Surface phenotypic characterization of megakaryoblasts, identified by platelet peroxidase activity, was investigated in four patients who showed increased proliferation of megakaryoblasts: one patient with typical features of acute leukemia, one presenting with acute myelofibrosis, and two with Down's syndrome in whom blasts disappeared spontaneously (transient abnormal myelopoiesis, TAM). MY10 and/or MY9 antigens were expressed on the surface of some megakaryoblasts, but MY7, and MY4, antigens specific to granulocytic or monocytic cells, were not. Some megakaryoblasts were positive for only anti-HLA-DR antibodies. It was speculated that, during the differentiation of the megakaryocytic lineage, MY9 antigen appears transiently on the surface of megakaryoblasts that have lost HLA-DR antigens and have gained the glycoprotein IIb/IIIa antigen. This study also demonstrated that the proliferating blasts in some patients with TAM were mainly megakaryoblasts and suggested that the target cells in TAM are CFU-GEMM.

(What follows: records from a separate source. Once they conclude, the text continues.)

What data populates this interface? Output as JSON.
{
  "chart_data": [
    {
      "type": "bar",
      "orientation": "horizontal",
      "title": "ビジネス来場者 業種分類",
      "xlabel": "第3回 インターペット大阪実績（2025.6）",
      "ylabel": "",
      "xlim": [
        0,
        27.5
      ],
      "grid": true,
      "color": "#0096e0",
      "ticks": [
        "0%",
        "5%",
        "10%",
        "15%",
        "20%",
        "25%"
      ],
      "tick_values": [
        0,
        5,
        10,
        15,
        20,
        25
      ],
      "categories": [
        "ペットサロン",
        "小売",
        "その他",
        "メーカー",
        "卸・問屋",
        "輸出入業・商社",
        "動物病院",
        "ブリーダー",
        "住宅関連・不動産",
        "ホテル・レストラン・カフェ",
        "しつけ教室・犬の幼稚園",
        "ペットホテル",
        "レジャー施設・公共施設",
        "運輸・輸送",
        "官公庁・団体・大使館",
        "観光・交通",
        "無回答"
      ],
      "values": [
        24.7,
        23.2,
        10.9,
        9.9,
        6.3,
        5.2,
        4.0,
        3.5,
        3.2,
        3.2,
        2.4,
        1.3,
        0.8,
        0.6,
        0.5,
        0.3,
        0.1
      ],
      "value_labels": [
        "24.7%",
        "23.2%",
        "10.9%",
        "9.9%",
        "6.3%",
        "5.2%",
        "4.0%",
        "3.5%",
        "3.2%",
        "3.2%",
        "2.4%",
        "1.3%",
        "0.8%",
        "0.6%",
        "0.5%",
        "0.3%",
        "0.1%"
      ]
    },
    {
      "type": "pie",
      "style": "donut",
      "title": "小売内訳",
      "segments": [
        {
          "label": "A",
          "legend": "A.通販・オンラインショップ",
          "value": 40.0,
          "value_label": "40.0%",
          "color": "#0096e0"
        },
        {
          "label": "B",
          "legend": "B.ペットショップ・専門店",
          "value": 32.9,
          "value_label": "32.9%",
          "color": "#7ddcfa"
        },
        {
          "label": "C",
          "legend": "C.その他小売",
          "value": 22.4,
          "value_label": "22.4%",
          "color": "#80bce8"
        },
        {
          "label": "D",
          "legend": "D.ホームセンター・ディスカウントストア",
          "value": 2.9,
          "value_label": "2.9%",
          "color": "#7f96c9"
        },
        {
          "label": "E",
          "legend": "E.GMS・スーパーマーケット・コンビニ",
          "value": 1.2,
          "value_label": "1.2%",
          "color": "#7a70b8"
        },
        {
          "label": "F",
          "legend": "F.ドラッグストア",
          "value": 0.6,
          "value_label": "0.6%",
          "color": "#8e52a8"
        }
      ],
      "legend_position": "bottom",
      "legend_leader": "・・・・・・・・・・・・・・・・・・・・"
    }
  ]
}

通过血小板过氧化物酶活性鉴定的巨核母细胞的表面表型特征,在4例巨核母细胞增殖增加的患者中进行了研究:1例具有典型急性白血病特征,1例表现为急性骨髓纤维化,2例唐氏综合征患者,其原始细胞自发消失(短暂异常髓系造血,TAM)。一些巨核母细胞表面表达MY10和/或MY9抗原,但粒细胞或单核细胞特异性的MY7和MY4抗原未表达。一些巨核母细胞仅对抗HLA-DR抗体呈阳性。据推测,在巨核细胞系分化过程中,MY9抗原短暂出现在已失去HLA-DR抗原并获得糖蛋白IIb/IIIa抗原的巨核母细胞表面。本研究还表明,一些TAM患者中增殖的原始细胞主要是巨核母细胞,并提示TAM中的靶细胞是CFU-GEMM。